Mr. Vallely played a key role in directing the cleanup efforts in September 1996 after the Liberian Tanker Julie N. struck the former Million Dollar Bridge between Portland and South Portland.
The bridge was replaced a year later by the Casco Bay Bridge. The accident ruptured the hull of the tanker, which caused more than 179,000 gallons of heating oil to spill into Portland Harbor and Fore River estuaries.
Mr. Vallely also served as a first responder to the Sept. 11 terrorist attacks in New York City, to the August 2005 devastation in New Orleans when Hurricane Katrina caused the city’s levee systems to fail, and to the October 2012 storm known as Hurricane Sandy, which caused significant damage in New York and New Jersey.
“He loved his work and especially the people he worked with, but he was gone a lot and that was hard on us,” said Mr. Vallely’s wife, Deborah Vallely.
Mr. Vallely was born in Portland and attended schools in Portland and Falmouth. His parents moved to Wrentham, Mass., where he graduated from high school. After graduation, he returned to Maine.
His career in environmental services began in 1975 when he took a job with Seacoast Ocean Services in Portland and Jetline Ocean Services in South Portland.
Mr. Vallely married the former Deborah DiPietro in Portland on April 17, 1982. They raised their three children at a home he helped build in Cape Elizabeth.
The couple celebrated their 31st anniversary on the night before he passed away.

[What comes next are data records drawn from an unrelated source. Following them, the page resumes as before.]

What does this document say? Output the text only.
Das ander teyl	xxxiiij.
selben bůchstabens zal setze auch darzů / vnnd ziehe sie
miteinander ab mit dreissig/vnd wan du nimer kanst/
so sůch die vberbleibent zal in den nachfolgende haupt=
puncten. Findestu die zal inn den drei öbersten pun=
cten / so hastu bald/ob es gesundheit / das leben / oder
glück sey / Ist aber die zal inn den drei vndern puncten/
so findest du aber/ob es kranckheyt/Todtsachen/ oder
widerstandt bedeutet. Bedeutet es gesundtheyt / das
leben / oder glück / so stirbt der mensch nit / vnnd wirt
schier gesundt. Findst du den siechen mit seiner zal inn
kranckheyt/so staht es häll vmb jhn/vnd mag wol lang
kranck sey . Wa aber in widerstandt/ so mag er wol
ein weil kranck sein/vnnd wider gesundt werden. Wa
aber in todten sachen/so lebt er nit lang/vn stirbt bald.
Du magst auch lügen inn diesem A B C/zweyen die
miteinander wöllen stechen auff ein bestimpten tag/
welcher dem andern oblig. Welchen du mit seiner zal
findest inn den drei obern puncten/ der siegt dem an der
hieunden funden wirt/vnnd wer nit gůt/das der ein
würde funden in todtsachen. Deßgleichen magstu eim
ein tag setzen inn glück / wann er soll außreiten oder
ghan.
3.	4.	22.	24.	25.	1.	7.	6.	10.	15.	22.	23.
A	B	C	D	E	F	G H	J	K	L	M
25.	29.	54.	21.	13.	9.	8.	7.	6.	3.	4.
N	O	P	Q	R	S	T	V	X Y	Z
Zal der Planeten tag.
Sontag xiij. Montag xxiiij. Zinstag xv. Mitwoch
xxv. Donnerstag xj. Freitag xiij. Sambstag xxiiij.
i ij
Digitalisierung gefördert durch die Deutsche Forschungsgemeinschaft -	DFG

His wife said her husband found his “dream job” in 1987 when he went to work for Clean Harbors Environmental Services. He worked for the company until February, when he had to retire for health reasons.
At the time he left the company, Mr. Vallely was employed as vice president/director of site services.

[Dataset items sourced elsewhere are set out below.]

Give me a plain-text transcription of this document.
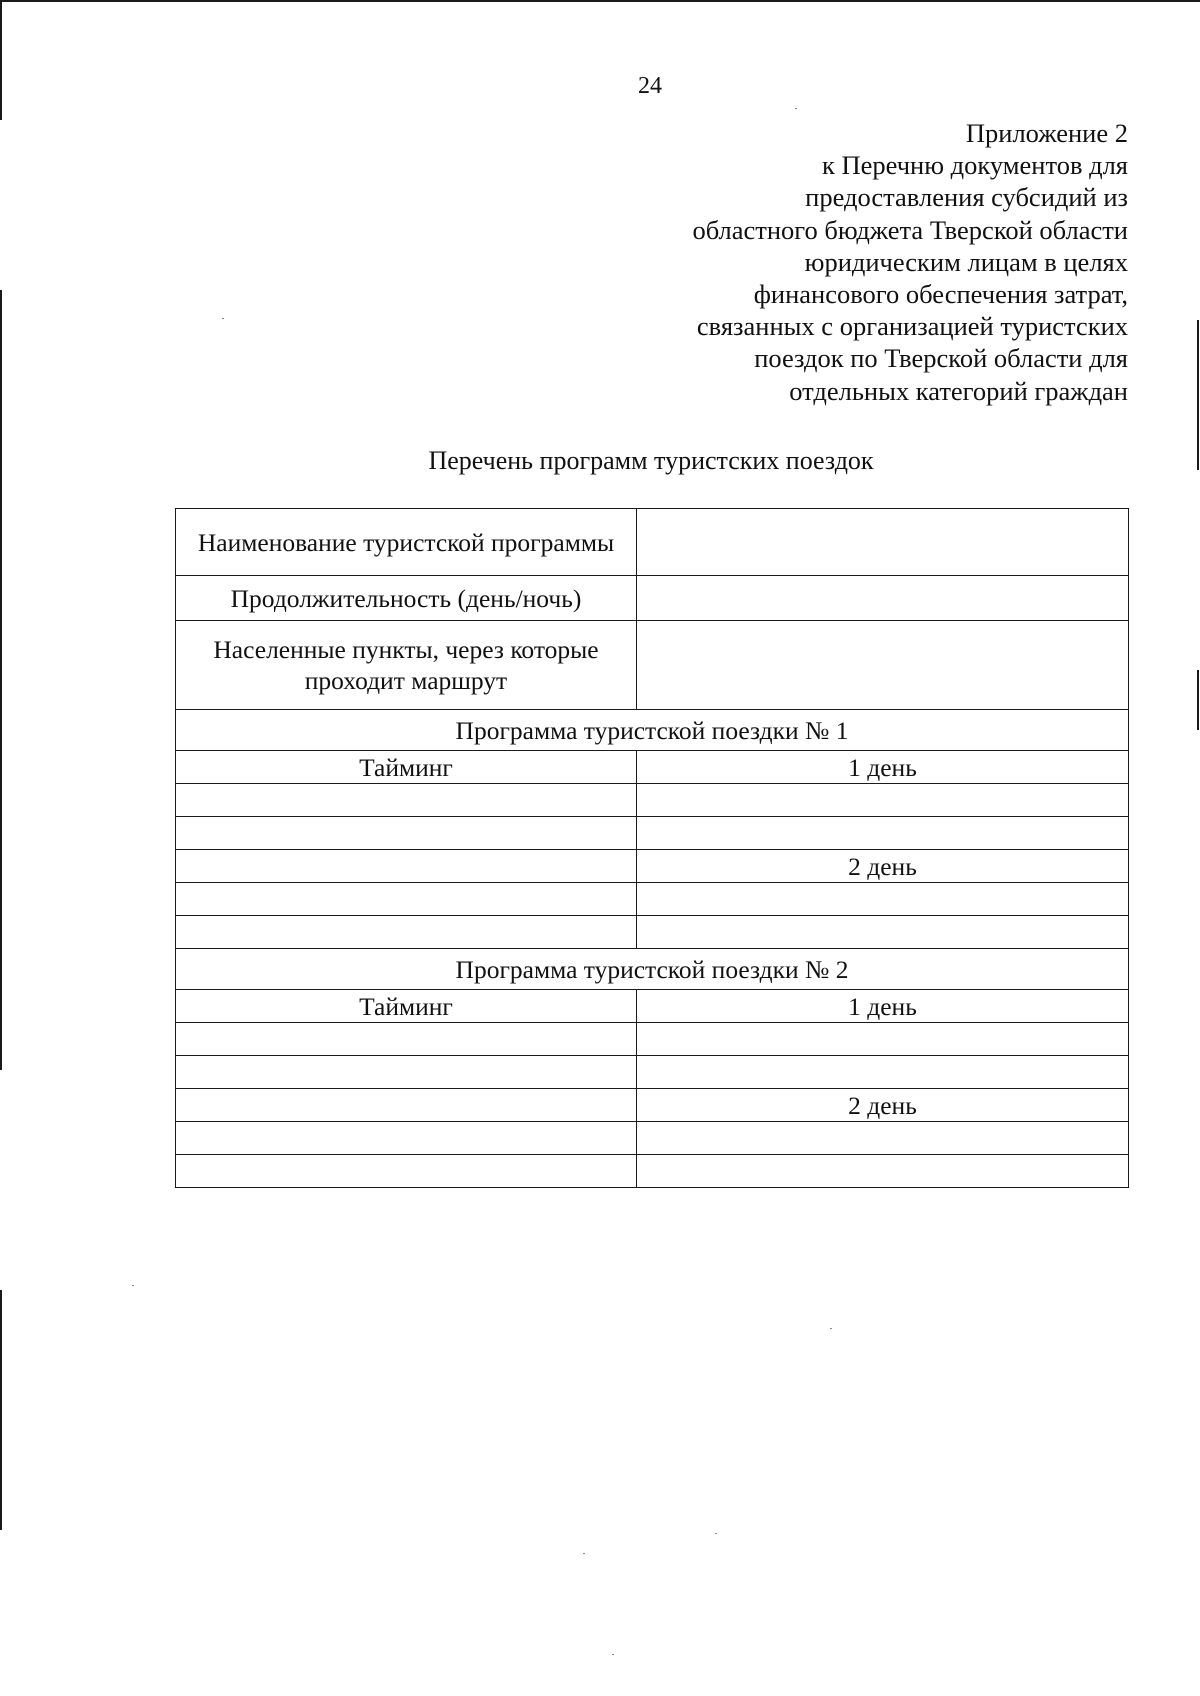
24
Приложение 2
к Перечню документов для
предоставления субсидий из
областного бюджета Тверской области
юридическим лицам в целях
финансового обеспечения затрат,
связанных с организацией туристских
поездок по Тверской области для
отдельных категорий граждан
Перечень программ туристских поездок
Наименование туристской программы	
Продолжительность (день/ночь)	
Населенные пункты, через которые проходит маршрут	
Программа туристской поездки № 1	
Тайминг	1 день

	2 день

Программа туристской поездки № 2	
Тайминг	1 день

	2 день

His wife said that when her husband responded to the terrorist attacks in New York and Hurricane Katrina in New Orleans, he recovered bodies from both disasters.

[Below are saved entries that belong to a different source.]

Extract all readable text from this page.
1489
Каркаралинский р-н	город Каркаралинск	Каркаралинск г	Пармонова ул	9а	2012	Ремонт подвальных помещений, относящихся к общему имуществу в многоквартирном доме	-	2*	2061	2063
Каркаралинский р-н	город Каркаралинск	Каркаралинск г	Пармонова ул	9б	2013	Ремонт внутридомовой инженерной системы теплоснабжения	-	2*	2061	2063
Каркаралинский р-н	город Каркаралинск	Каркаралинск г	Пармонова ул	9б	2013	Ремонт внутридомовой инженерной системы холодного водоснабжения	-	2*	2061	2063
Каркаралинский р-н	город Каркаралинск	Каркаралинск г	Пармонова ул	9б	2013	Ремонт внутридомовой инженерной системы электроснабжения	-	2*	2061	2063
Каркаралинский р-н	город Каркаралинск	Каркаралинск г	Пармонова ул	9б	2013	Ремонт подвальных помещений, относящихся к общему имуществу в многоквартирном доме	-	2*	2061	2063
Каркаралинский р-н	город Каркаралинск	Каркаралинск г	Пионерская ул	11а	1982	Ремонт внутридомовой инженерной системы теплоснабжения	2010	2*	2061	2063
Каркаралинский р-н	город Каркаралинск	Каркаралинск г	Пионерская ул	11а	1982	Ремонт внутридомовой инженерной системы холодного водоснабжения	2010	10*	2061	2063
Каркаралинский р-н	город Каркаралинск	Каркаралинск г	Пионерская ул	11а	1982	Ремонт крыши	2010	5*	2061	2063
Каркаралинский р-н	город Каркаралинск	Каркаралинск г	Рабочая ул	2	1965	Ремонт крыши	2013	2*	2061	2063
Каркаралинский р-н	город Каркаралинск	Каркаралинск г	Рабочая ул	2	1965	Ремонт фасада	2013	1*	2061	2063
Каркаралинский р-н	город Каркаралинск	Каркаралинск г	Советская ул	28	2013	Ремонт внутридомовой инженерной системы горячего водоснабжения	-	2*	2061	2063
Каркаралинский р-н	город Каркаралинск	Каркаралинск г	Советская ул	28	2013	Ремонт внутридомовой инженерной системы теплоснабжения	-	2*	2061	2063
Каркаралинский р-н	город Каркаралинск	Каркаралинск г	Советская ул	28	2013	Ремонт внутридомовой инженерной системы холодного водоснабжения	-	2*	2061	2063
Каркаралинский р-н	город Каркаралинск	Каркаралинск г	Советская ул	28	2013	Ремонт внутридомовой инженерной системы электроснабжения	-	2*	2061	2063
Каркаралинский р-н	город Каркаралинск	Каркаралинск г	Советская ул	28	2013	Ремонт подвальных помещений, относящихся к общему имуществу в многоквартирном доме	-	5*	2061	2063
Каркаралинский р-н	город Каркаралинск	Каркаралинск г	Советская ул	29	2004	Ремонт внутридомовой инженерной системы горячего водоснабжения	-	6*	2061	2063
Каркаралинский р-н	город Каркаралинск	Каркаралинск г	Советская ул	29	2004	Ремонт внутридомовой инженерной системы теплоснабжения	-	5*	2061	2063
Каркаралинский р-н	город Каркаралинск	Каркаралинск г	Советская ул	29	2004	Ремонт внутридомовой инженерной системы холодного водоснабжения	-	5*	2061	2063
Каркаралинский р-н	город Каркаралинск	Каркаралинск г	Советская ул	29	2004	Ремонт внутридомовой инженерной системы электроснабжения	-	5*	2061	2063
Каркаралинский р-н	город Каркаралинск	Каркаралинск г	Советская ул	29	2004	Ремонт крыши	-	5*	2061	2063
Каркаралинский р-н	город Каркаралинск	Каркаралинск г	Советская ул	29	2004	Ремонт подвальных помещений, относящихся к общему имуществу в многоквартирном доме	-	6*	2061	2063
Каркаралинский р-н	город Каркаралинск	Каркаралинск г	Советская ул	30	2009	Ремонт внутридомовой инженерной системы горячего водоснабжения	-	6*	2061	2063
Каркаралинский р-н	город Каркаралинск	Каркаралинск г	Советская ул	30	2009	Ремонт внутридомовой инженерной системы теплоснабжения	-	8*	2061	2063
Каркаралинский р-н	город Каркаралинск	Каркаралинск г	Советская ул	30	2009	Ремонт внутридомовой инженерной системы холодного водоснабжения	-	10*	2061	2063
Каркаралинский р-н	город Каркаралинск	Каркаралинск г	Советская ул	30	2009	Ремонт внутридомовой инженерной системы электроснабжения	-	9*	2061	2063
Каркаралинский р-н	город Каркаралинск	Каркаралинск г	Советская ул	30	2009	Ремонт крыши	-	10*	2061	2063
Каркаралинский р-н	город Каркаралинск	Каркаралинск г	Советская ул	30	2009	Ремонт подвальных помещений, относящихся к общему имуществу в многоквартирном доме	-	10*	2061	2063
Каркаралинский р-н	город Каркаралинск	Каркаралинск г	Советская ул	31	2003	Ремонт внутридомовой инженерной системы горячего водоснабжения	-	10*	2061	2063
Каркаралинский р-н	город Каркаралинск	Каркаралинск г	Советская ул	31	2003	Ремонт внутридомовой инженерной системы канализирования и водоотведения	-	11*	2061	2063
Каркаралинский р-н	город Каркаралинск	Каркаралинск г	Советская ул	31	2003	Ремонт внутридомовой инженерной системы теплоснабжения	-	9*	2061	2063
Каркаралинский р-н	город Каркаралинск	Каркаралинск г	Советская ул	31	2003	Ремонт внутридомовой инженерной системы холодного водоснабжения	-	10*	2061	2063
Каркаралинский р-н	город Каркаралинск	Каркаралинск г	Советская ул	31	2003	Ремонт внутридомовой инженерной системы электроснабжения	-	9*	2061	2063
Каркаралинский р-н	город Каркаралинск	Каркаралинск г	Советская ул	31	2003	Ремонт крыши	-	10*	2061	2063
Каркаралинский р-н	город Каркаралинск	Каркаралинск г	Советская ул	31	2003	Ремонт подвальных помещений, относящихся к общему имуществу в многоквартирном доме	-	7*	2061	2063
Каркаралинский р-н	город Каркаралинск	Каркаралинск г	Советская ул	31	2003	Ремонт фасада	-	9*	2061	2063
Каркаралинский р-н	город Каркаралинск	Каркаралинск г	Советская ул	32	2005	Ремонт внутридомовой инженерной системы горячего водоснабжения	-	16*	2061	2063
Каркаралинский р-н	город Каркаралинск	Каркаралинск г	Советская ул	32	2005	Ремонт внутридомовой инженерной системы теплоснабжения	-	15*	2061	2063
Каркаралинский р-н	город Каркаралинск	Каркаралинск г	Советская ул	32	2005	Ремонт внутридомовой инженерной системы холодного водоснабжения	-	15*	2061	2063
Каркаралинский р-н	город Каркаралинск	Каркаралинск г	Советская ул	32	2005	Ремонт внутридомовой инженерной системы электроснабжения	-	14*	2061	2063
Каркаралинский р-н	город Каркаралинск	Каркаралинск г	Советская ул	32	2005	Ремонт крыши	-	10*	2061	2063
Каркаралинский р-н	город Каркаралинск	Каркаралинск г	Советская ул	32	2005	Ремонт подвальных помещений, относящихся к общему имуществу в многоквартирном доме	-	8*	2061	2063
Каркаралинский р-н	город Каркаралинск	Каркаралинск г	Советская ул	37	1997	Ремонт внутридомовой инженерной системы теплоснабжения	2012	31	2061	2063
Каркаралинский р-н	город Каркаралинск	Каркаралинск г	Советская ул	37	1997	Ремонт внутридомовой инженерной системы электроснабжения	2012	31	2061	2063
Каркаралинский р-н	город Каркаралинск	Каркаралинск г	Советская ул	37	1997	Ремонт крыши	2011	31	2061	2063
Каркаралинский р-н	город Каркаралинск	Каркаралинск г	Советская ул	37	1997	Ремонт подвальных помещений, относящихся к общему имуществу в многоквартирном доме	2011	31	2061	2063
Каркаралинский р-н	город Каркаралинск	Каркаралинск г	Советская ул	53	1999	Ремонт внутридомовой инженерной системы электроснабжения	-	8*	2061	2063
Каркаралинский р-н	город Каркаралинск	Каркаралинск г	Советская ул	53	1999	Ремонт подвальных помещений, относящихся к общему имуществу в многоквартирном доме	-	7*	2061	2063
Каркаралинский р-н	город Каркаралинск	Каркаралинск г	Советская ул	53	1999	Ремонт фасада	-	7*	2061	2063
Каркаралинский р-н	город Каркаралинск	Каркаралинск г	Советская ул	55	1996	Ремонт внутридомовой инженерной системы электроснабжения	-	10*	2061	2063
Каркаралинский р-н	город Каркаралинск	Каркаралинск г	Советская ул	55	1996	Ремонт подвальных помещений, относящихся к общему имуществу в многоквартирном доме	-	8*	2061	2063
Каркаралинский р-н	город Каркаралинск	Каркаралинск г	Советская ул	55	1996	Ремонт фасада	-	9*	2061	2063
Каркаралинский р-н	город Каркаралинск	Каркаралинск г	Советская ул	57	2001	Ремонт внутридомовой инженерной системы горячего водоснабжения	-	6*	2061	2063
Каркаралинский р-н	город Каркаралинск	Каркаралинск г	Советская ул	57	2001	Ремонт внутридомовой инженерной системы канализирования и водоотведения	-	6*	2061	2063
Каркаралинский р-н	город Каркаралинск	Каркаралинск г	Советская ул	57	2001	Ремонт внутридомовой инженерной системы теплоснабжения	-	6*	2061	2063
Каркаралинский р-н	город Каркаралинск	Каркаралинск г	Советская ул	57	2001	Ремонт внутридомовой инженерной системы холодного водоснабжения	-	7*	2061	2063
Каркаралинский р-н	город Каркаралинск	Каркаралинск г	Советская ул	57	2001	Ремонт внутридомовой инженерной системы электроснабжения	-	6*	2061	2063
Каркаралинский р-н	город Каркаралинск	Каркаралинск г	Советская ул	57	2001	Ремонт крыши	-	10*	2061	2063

“He said Katrina was a lot worse due to the flooding,” she recalled.
She said her husband was generous to strangers, something she suspects he picked up from having seen so many people in distress. He would keep a cup of change in his glove compartment and hand it out to homeless people he encountered standing on Portland street corners.
“It didn’t matter to him that they were begging for money. He would say, ‘What if one of those people was legitimate and truly in dire straits? They could use a little help,’ ” his wife said.
He loved to play golf and ski. Each year, he would organize a golf tournament to benefit charitable organizations such as the Make-A-Wish Foundation and the Center for Grieving Children.
When he wasn’t working, playing golf, or skiing, he enjoyed spending time on his boat, which was named “You Don’t Know Jack.” Mr. Vallely had been called Jack since childhood.
His wife said her husband was an adventurous soul. When he was 15 years old, he left with three friends in a Volkswagen bus on a cross-country trip to California. He left a note for his mother on the kitchen refrigerator.
The note read, “Gone for the summer.”
“We’ve been blessed in spite of everything that happened,” his wife said. “He did what he wanted to do in his life.”